山田瓢六から送られてきたメールの内容が、頭から離れなかった。ドクター・マーカス・ヴォーンは、それが事実だと言っていた――。
王を殺したのか?
そのことが心の中で何度も響く。王の死がもたらした混乱、そしてそれを引き起こした地球側の一部の人間たち。穏健派のトラプトニアンたちは、この「王殺し」を許すのか?その答えを知る術はなかった。
だが、答えを知る必要はあるのかもしれない。今、私たちに求められているのは、この膠着した状況をどう打破するかだ。感傷に浸っている暇はない。

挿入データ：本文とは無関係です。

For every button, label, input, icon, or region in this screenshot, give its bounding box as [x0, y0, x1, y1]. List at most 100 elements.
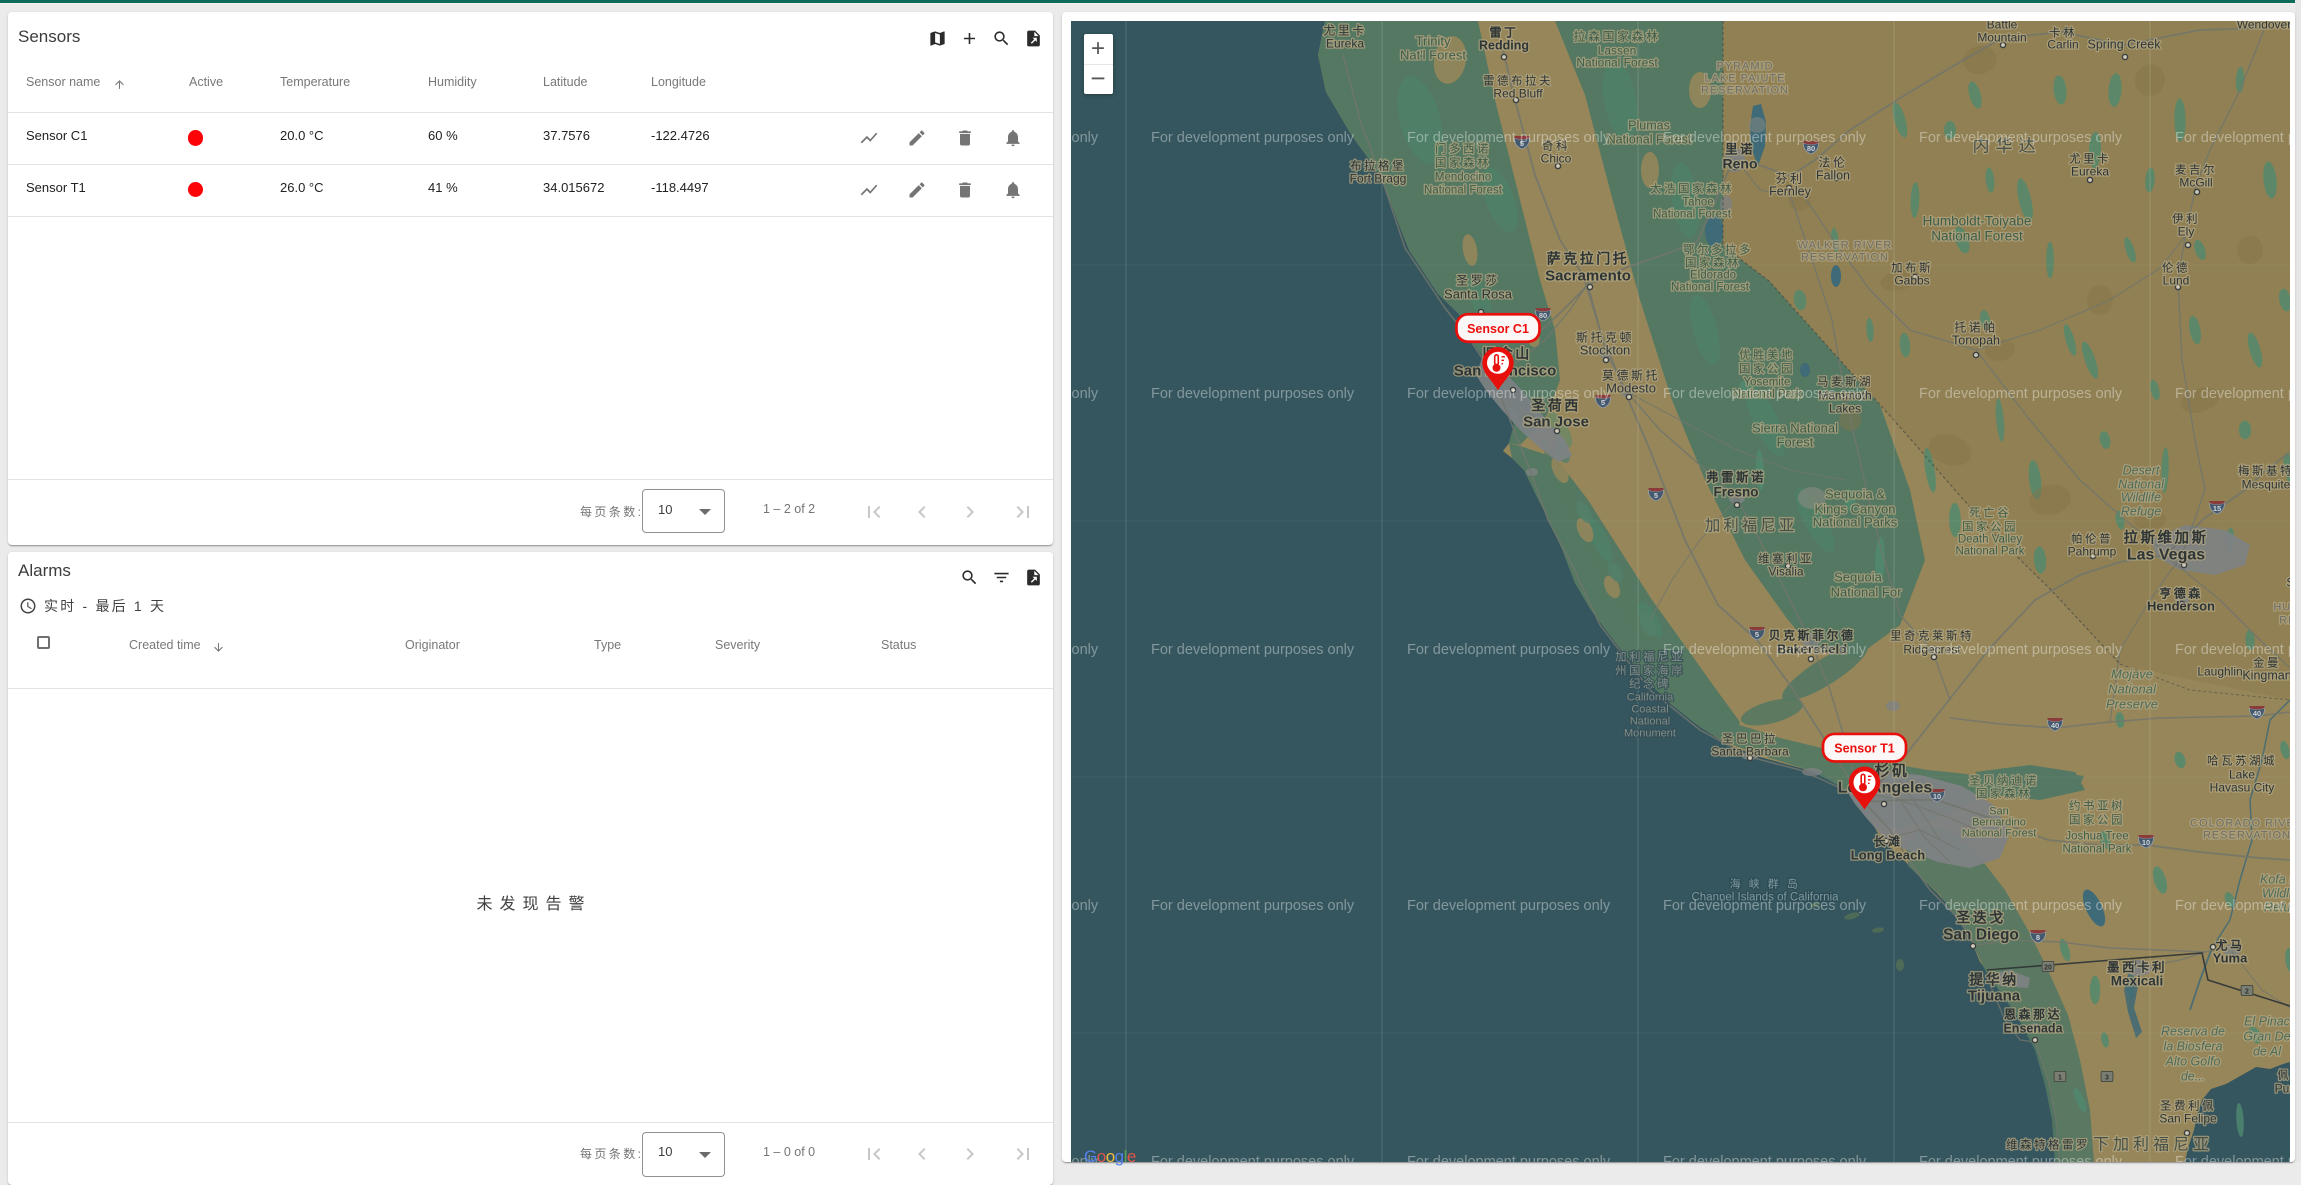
svg-text:Lakes: Lakes	[1829, 402, 1861, 416]
svg-text:拉斯维加斯: 拉斯维加斯	[2124, 529, 2209, 547]
svg-text:For development purposes only: For development purposes only	[1151, 642, 1355, 658]
svg-text:Modesto: Modesto	[1606, 381, 1656, 396]
svg-text:For development purposes only: For development purposes only	[2175, 130, 2290, 146]
svg-text:Joshua Tree: Joshua Tree	[2065, 831, 2128, 843]
svg-text:For development purposes only: For development purposes only	[1071, 642, 1099, 658]
svg-text:RES: RES	[2279, 615, 2290, 627]
svg-text:National For: National For	[1831, 585, 1902, 600]
svg-text:国家森林: 国家森林	[1435, 156, 1491, 170]
svg-text:5: 5	[1755, 630, 1759, 639]
svg-text:For development purposes only: For development purposes only	[1919, 1154, 2123, 1162]
svg-text:Tonopah: Tonopah	[1952, 334, 2000, 348]
svg-text:Fresno: Fresno	[1713, 485, 1758, 500]
svg-text:Forest: Forest	[1777, 435, 1814, 450]
svg-text:1: 1	[2058, 1075, 2062, 1082]
svg-text:Fallon: Fallon	[1816, 169, 1850, 183]
svg-text:鄂尔多拉多: 鄂尔多拉多	[1683, 243, 1753, 257]
svg-text:HUAL: HUAL	[2273, 602, 2290, 614]
svg-text:Laughlin: Laughlin	[2197, 665, 2242, 679]
svg-text:Reserva de: Reserva de	[2161, 1025, 2225, 1039]
svg-text:Wendover: Wendover	[2237, 21, 2290, 32]
svg-text:California: California	[1627, 692, 1674, 704]
svg-text:2: 2	[2245, 989, 2249, 996]
svg-text:Preserve: Preserve	[2106, 697, 2158, 712]
svg-text:For development purposes only: For development purposes only	[1919, 898, 2123, 914]
svg-text:For development purposes only: For development purposes only	[2175, 898, 2290, 914]
svg-text:圣贝纳迪诺: 圣贝纳迪诺	[1969, 775, 2039, 788]
svg-text:RESERVATION: RESERVATION	[1701, 85, 1789, 97]
svg-text:10: 10	[2142, 838, 2150, 847]
svg-text:国家公园: 国家公园	[1739, 362, 1795, 376]
svg-text:National Forest: National Forest	[1671, 282, 1750, 294]
svg-text:For development purposes only: For development purposes only	[2175, 386, 2290, 402]
svg-text:40: 40	[2253, 709, 2261, 718]
svg-text:PYRAMID: PYRAMID	[1716, 61, 1773, 73]
svg-text:Eldorado: Eldorado	[1690, 270, 1736, 282]
svg-text:Wildlife: Wildlife	[2121, 491, 2161, 505]
svg-text:McGill: McGill	[2179, 176, 2212, 190]
svg-text:国家公园: 国家公园	[1962, 520, 2018, 534]
svg-text:Humboldt-Toiyabe: Humboldt-Toiyabe	[1923, 214, 2032, 229]
svg-text:40: 40	[2051, 721, 2059, 730]
svg-text:Death Valley: Death Valley	[1958, 534, 2023, 546]
svg-text:For development purposes only: For development purposes only	[1663, 386, 1867, 402]
svg-text:For development purposes only: For development purposes only	[1407, 1154, 1611, 1162]
svg-text:For development purposes only: For development purposes only	[1407, 642, 1611, 658]
svg-text:For development purposes only: For development purposes only	[2175, 642, 2290, 658]
svg-text:Tijuana: Tijuana	[1968, 988, 2021, 1005]
svg-text:Kofa Natio: Kofa Natio	[2260, 873, 2290, 887]
svg-text:National Forest: National Forest	[1962, 828, 2037, 840]
svg-text:For development purposes only: For development purposes only	[1663, 898, 1867, 914]
svg-text:80: 80	[1539, 311, 1547, 320]
svg-text:St: St	[2286, 576, 2290, 590]
svg-text:Fernley: Fernley	[1769, 185, 1811, 199]
svg-text:For development purposes only: For development purposes only	[1663, 130, 1867, 146]
svg-text:Santa Rosa: Santa Rosa	[1444, 287, 1513, 302]
svg-text:托诺帕: 托诺帕	[1954, 320, 1998, 335]
svg-text:For development purposes only: For development purposes only	[1407, 386, 1611, 402]
svg-text:National Forest: National Forest	[1576, 56, 1658, 70]
svg-text:WALKER RIVER: WALKER RIVER	[1798, 240, 1893, 252]
svg-text:Santa Barbara: Santa Barbara	[1711, 745, 1789, 759]
svg-text:For development purposes only: For development purposes only	[1071, 130, 1099, 146]
svg-text:Sensor C1: Sensor C1	[1467, 322, 1529, 336]
svg-text:Mesquite: Mesquite	[2242, 478, 2290, 492]
svg-text:里奇克莱斯特: 里奇克莱斯特	[1890, 629, 1974, 643]
svg-text:Eureka: Eureka	[2071, 165, 2109, 179]
svg-text:For development purposes only: For development purposes only	[1151, 386, 1355, 402]
svg-text:San Diego: San Diego	[1943, 927, 2019, 944]
svg-text:Ely: Ely	[2178, 225, 2195, 239]
svg-text:El Pinac: El Pinac	[2244, 1015, 2290, 1029]
svg-text:National Forest: National Forest	[1653, 209, 1732, 221]
svg-text:梅斯基特: 梅斯基特	[2238, 464, 2290, 478]
svg-text:Alto Golfo: Alto Golfo	[2165, 1055, 2221, 1069]
svg-text:布拉格堡: 布拉格堡	[1350, 159, 1406, 173]
svg-text:For development purposes only: For development purposes only	[1151, 898, 1355, 914]
svg-text:National Park: National Park	[1955, 546, 2024, 558]
svg-text:伦德: 伦德	[2162, 261, 2190, 275]
svg-text:Havasu City: Havasu City	[2210, 781, 2275, 795]
svg-text:州国家海岸: 州国家海岸	[1615, 664, 1685, 678]
svg-text:Sierra National: Sierra National	[1752, 421, 1838, 436]
svg-text:San Felipe: San Felipe	[2159, 1112, 2217, 1126]
svg-text:For development purposes only: For development purposes only	[1663, 642, 1867, 658]
svg-text:For development purposes only: For development purposes only	[1919, 386, 2123, 402]
svg-text:Kingman: Kingman	[2242, 669, 2290, 683]
svg-text:For development purposes only: For development purposes only	[1919, 130, 2123, 146]
svg-text:8: 8	[2036, 933, 2040, 942]
svg-text:Reno: Reno	[1723, 156, 1758, 172]
svg-text:圣巴巴拉: 圣巴巴拉	[1722, 732, 1778, 746]
svg-text:Monument: Monument	[1624, 728, 1676, 740]
svg-text:国家公园: 国家公园	[2069, 813, 2125, 827]
svg-text:优胜美地: 优胜美地	[1739, 348, 1795, 362]
svg-text:国家森林: 国家森林	[1976, 787, 2032, 801]
svg-text:Visalia: Visalia	[1768, 565, 1803, 579]
svg-text:拉森国家森林: 拉森国家森林	[1573, 29, 1660, 44]
svg-text:For development purposes only: For development purposes only	[1151, 1154, 1355, 1162]
svg-text:For development purposes only: For development purposes only	[2175, 1154, 2290, 1162]
svg-text:For development purposes only: For development purposes only	[1407, 130, 1611, 146]
svg-text:Pue: Pue	[2275, 1082, 2290, 1096]
svg-text:纪念碑: 纪念碑	[1629, 677, 1671, 691]
svg-text:Mountain: Mountain	[1977, 31, 2026, 45]
svg-text:For development purposes only: For development purposes only	[1407, 898, 1611, 914]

数日後、ドクターに依頼していた戦闘機が届いたとの報告が入った。驚くべき速さだった。
「こんなに早く手に入るものなのか?」
彦作が目を見開いて問いかける。
レイナの基地に運び込まれたのは、F-5 タイガー II、ドラケンの2機。どれも往年の名機だが、現代の技術からすれば「骨董品」と言っても差し支えない。さらに問題はその状態だった。
整備兵もおらず、予備パーツも皆無。何度か飛べば運用は不可能になるだろう。それでも、戦闘機を持つという事実が、私たちにわずかな希望を与えてくれる。
「使えるだけ使うさ。」
彦作は機体を見上げながら呟いた。その顔には、不安よりも決意が滲んでいる。
そしてもう一つの「補給品」――大量の酒も届いた。基地の片隅には並べきれないほどの酒瓶が山積みになっている。
「じーさんは、約束を守る男だな。」
イモケンピが皮肉めいた口調で言う。
私は少し微笑みながらも、気を引き締めた。この戦闘機と酒が、戦局を変える鍵になるのか、それとも単なる徒労に終わるのか。それを決めるのは、私たち自身だ。